CAPE CANAVERAL, FLORIDA —
An unmanned Atlas 5 rocket blasted off from California on Thursday to put a classified spy satellite and 13 tiny experimental spacecraft into orbit for the U.S. government.
The rocket, built and flown by United Launch Alliance, a partnership of Lockheed-Martin and Boeing, lifted off from a seaside launch pad at Vandenberg Air Force Base at 8:49 a.m. EST, a live ULA webcast showed.

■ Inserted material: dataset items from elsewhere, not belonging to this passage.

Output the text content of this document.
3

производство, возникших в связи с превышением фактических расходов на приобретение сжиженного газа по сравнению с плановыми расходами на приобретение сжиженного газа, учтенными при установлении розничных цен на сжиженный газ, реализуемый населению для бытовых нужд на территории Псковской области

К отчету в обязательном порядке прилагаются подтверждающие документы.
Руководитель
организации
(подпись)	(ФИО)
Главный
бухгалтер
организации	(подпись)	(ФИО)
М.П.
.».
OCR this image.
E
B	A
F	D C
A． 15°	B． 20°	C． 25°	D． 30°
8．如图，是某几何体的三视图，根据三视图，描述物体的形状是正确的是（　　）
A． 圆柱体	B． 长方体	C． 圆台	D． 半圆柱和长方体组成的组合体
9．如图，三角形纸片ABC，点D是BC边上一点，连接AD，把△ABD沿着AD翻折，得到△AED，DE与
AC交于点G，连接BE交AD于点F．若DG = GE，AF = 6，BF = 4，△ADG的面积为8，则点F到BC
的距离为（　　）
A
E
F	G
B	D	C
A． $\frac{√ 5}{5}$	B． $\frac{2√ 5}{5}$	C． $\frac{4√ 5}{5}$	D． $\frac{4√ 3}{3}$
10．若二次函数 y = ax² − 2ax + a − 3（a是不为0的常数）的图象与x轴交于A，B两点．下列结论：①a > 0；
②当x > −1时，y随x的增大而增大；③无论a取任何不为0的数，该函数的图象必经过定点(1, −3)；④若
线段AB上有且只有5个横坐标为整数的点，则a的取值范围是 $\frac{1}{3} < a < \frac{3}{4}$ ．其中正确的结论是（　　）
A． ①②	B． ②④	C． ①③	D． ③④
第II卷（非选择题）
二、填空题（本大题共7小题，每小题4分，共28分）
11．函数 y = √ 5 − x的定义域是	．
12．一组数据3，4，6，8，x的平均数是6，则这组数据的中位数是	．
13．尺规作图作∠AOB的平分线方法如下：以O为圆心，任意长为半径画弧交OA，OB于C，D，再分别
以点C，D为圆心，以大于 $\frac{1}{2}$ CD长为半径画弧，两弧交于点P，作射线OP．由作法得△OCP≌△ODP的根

The rocket’s primary cargo, owned by the National Reconnaissance Office (NRO), was not disclosed. But the agency that operates the nation’s spy satellites partnered with the civilian space agency NASA to deliver 13 miniature spacecraft, generically known as CubeSats, into orbit.
NASA is exploring if the small satellites, which typically weigh about 2.2 pounds (1 kg) and can be outfitted with cameras, sensors and other instruments, are suited for interplanetary missions and other space operations.
“NRO and NASA have a long-standing partnership with regard to CubeSats, where we exchange ride-share opportunities when available,” Meagan Hubbell, deputy chief of the NRO’s CubeSat office, told reporters before launch.
Among the CubeSats launched on Thursday is a NASA-backed project to test high-speed optical communications. NRO said it planned to use three CubeSats to test a radio communications system.
University and high school students have built and flown dozens of CubeSats over the past 12 years. Several companies are building businesses around the satellites, including Planet Labs, a Silicon Valley startup that operates a fleet of 87 triple-unit CubeSats to image Earth. The privately owned firm has raised about $183 million in venture capital financing.